More than just a buzzword for SA’S businesses
MANY in South African business roll their eyes at the word “sustainability”. For some it is a trendy cause that has resulted in pesky regulations and some new lip-service reporting requirements. The reality is that sustainability is one of the most fundamental challenges to business practices since the rise of organised labour first forced employers to consider the welfare of their workforce.
The paradigm of immediate profit generation is now seriously up for revision. Sustainability for the future has become a key part of public and corporate policy, which means company management must now balance the demands of impatient shareholders with a far broader range of stakeholders in a long-term future. So business leaders need to understand thoroughly the concept of sustainability and its legislative and governance implications. At the heart of sustainability is the idea of balancing the present with the future, of seeing the present not as an end itself.
Sustainability is far more than an environmental issue. It represents a complex matrix of concepts that aim to ensure that the business and the people who work in it all have a viable future in every sense.
The King 3 Report on corporate governance says sustainability refers to at least five kinds of capital. The first is human capital — how we sustain the workforce through good health, safety, career paths, personal development and worklife balance. There is much social welfare and labour legislation already in place to ensure the sustainability of SA’s human capital. The maintenance of human capital is expensive — contributions for workers’ compensation, unemployment insurance, skills levies, etc — but we know that without a healthy, trained and motivated workforce, SA’s economic sustainability will come under increasing pressure.
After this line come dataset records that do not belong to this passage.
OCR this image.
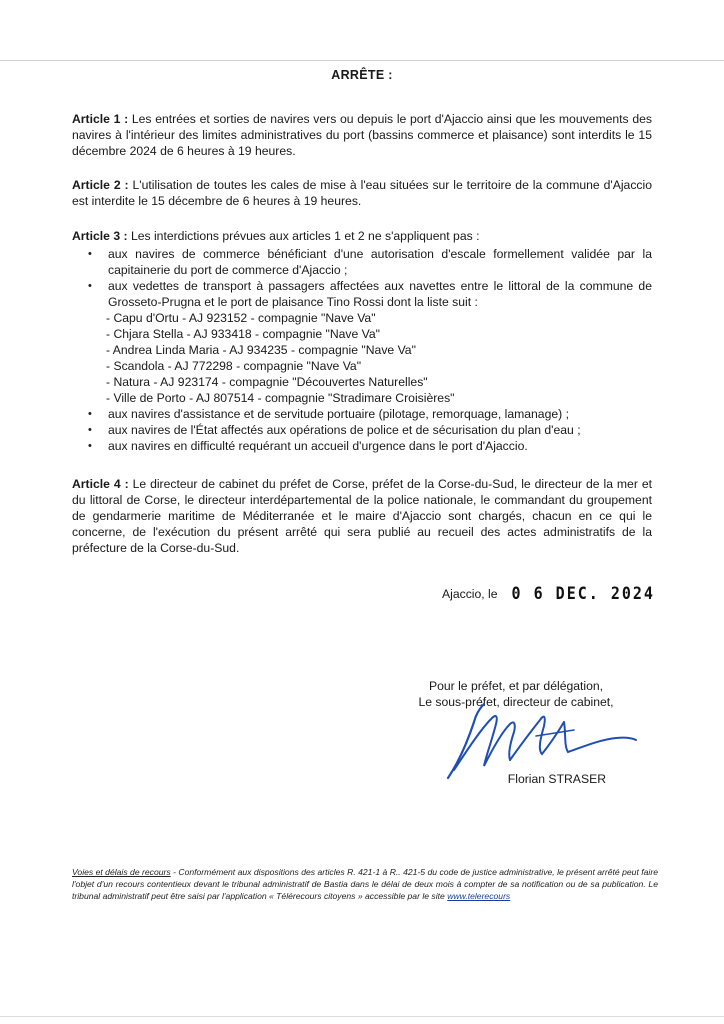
ARRÊTE :
Article 1 : Les entrées et sorties de navires vers ou depuis le port d'Ajaccio ainsi que les mouvements des navires à l'intérieur des limites administratives du port (bassins commerce et plaisance) sont interdits le 15 décembre 2024 de 6 heures à 19 heures.
Article 2 : L'utilisation de toutes les cales de mise à l'eau situées sur le territoire de la commune d'Ajaccio est interdite le 15 décembre de 6 heures à 19 heures.
Article 3 : Les interdictions prévues aux articles 1 et 2 ne s'appliquent pas :
• aux navires de commerce bénéficiant d'une autorisation d'escale formellement validée par la capitainerie du port de commerce d'Ajaccio ;
• aux vedettes de transport à passagers affectées aux navettes entre le littoral de la commune de Grosseto-Prugna et le port de plaisance Tino Rossi dont la liste suit :
- Capu d'Ortu - AJ 923152 - compagnie "Nave Va"
- Chjara Stella - AJ 933418 - compagnie "Nave Va"
- Andrea Linda Maria - AJ 934235 - compagnie "Nave Va"
- Scandola - AJ 772298 - compagnie "Nave Va"
- Natura - AJ 923174 - compagnie "Découvertes Naturelles"
- Ville de Porto - AJ 807514 - compagnie "Stradimare Croisières"
• aux navires d'assistance et de servitude portuaire (pilotage, remorquage, lamanage) ;
• aux navires de l'État affectés aux opérations de police et de sécurisation du plan d'eau ;
• aux navires en difficulté requérant un accueil d'urgence dans le port d'Ajaccio.
Article 4 : Le directeur de cabinet du préfet de Corse, préfet de la Corse-du-Sud, le directeur de la mer et du littoral de Corse, le directeur interdépartemental de la police nationale, le commandant du groupement de gendarmerie maritime de Méditerranée et le maire d'Ajaccio sont chargés, chacun en ce qui le concerne, de l'exécution du présent arrêté qui sera publié au recueil des actes administratifs de la préfecture de la Corse-du-Sud.
Ajaccio, le 0 6 DEC. 2024
Pour le préfet, et par délégation,
Le sous-préfet, directeur de cabinet,
Florian STRASER
Voies et délais de recours - Conformément aux dispositions des articles R. 421-1 à R.. 421-5 du code de justice administrative, le présent arrêté peut faire l'objet d'un recours contentieux devant le tribunal administratif de Bastia dans le délai de deux mois à compter de sa notification ou de sa publication. Le tribunal administratif peut être saisi par l'application « Télérecours citoyens » accessible par le site www.telerecours
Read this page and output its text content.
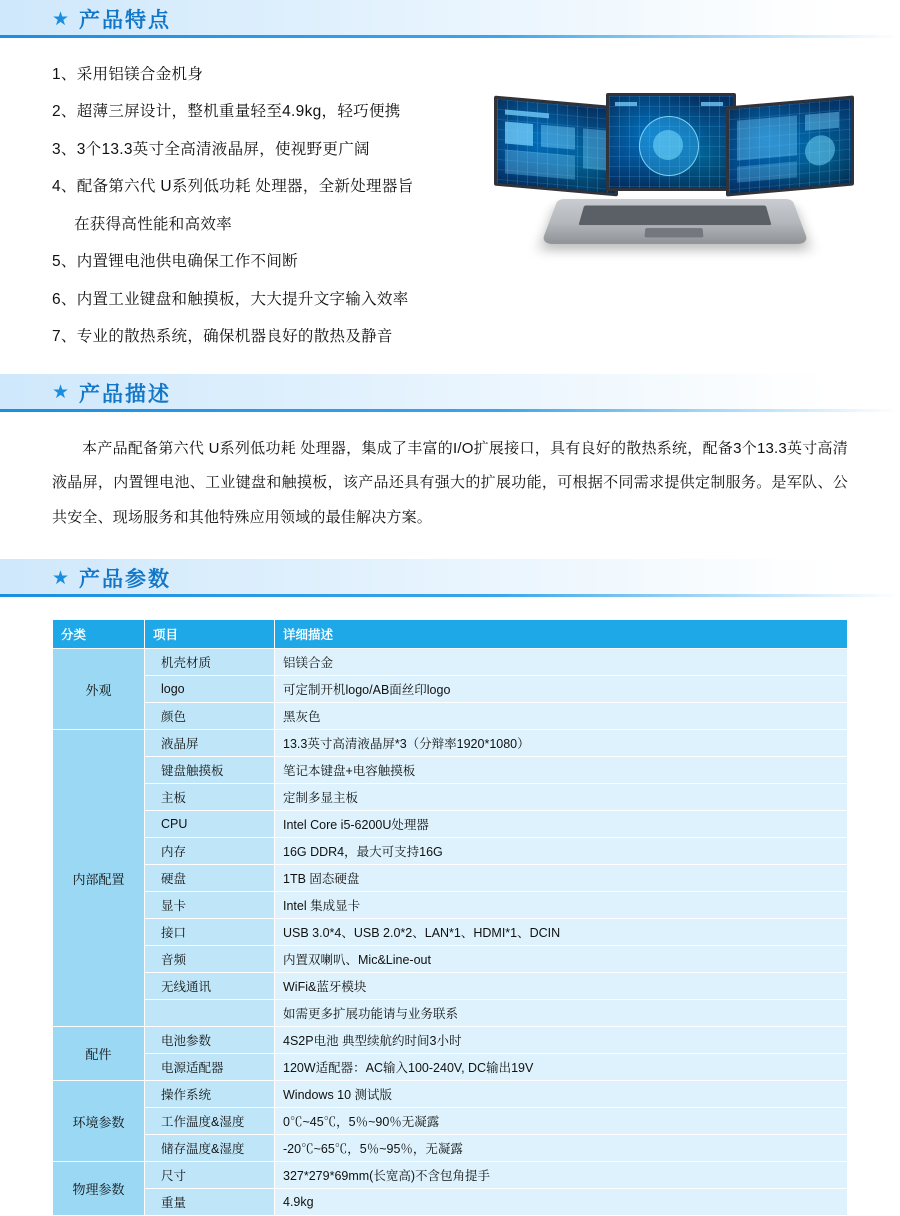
★ 产品特点
1、采用铝镁合金机身
2、超薄三屏设计，整机重量轻至4.9kg，轻巧便携
3、3个13.3英寸全高清液晶屏，使视野更广阔
4、配备第六代 U系列低功耗 处理器，全新处理器旨
在获得高性能和高效率
5、内置锂电池供电确保工作不间断
6、内置工业键盘和触摸板，大大提升文字输入效率
7、专业的散热系统，确保机器良好的散热及静音
★ 产品描述
本产品配备第六代 U系列低功耗 处理器，集成了丰富的I/O扩展接口，具有良好的散热系统，配备3个13.3英寸高清液晶屏，内置锂电池、工业键盘和触摸板，该产品还具有强大的扩展功能，可根据不同需求提供定制服务。是军队、公共安全、现场服务和其他特殊应用领域的最佳解决方案。
★ 产品参数
分类	项目	详细描述
外观	机壳材质	铝镁合金
	logo	可定制开机logo/AB面丝印logo
	颜色	黑灰色
内部配置	液晶屏	13.3英寸高清液晶屏*3（分辩率1920*1080）
	键盘触摸板	笔记本键盘+电容触摸板
	主板	定制多显主板
	CPU	Intel Core i5-6200U处理器
	内存	16G DDR4，最大可支持16G
	硬盘	1TB 固态硬盘
	显卡	Intel 集成显卡
	接口	USB 3.0*4、USB 2.0*2、LAN*1、HDMI*1、DCIN
	音频	内置双喇叭、Mic&Line-out
	无线通讯	WiFi&蓝牙模块
		如需更多扩展功能请与业务联系
配件	电池参数	4S2P电池 典型续航约时间3小时
	电源适配器	120W适配器：AC输入100-240V, DC输出19V
环境参数	操作系统	Windows 10 测试版
	工作温度&湿度	0℃~45℃，5％~90％无凝露
	储存温度&湿度	-20℃~65℃，5％~95％，无凝露
物理参数	尺寸	327*279*69mm(长宽高)不含包角提手
	重量	4.9kg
The second is social capital — the value of social networks, of bonding between people, and bridging across diversity, creating a norm of reciprocity. Where there is social capital, there is goodwill between people, which is a valuable resource. Integral to this are good communication systems, fair labour practices and effective dispute resolution.
Third, King 3 talks of manufacturing capital — the investment made by businesses in technology and machinery to ensure they have the technological edge to compete globally. The amount and quality of equipment available and whether it is up to date has a bearing on the productivity of the labour force and the profitability of the enterprise.
Next is natural capital — the extension of the economic notion of capital (manufactured means of production) in relation to the natural environment. Natural capital relates to ecosystems that yield a flow of resources into the future. For example, a stock of trees or fish that provides a source of new trees or fish into the future should be indefinitely sustainable. Natural capital may also provide services such as recycling waste or water catchment and erosion control.
Finally, King 3 talks of economic capital — the amount of risk capital a firm needs to ensure its future sustainability as a going concern. This incorporates market risk, credit risk and operational risk.
So the initial “triple bottom line” approach adopted by earlier King reports (people, financial issues, environment) has been overtaken by this subsequent model of the five “capitals”, which provides an approach within which a business can frame strategic and operational management decisions.
The report sees that directors have a responsibility to educate shareholders on the value of viewing returns over the longer term and recognising that value in areas other than the financial contribute to the organisation’s ability to continue operating in a dynamic economic, environmental and social context.
Unions and employees have their own responsibilities in terms of sustainability and have to learn to sacrifice some shortterm rewards for a longer-term benefit — but that just highlights the need for management to adopt what King 3 calls a stakeholder-inclusive approach to corporate governance and to seek a corporate citizenship that “implies an ethical relationship of responsibility between the company and the society in which it operates”.
Now, more than ever, there is a need for the kind of collaborative decisionmaking (as opposed to adversarialism) that results in sustainable workplaces.
Rycroft is the head of the department of commercial law at the University of Cape Town.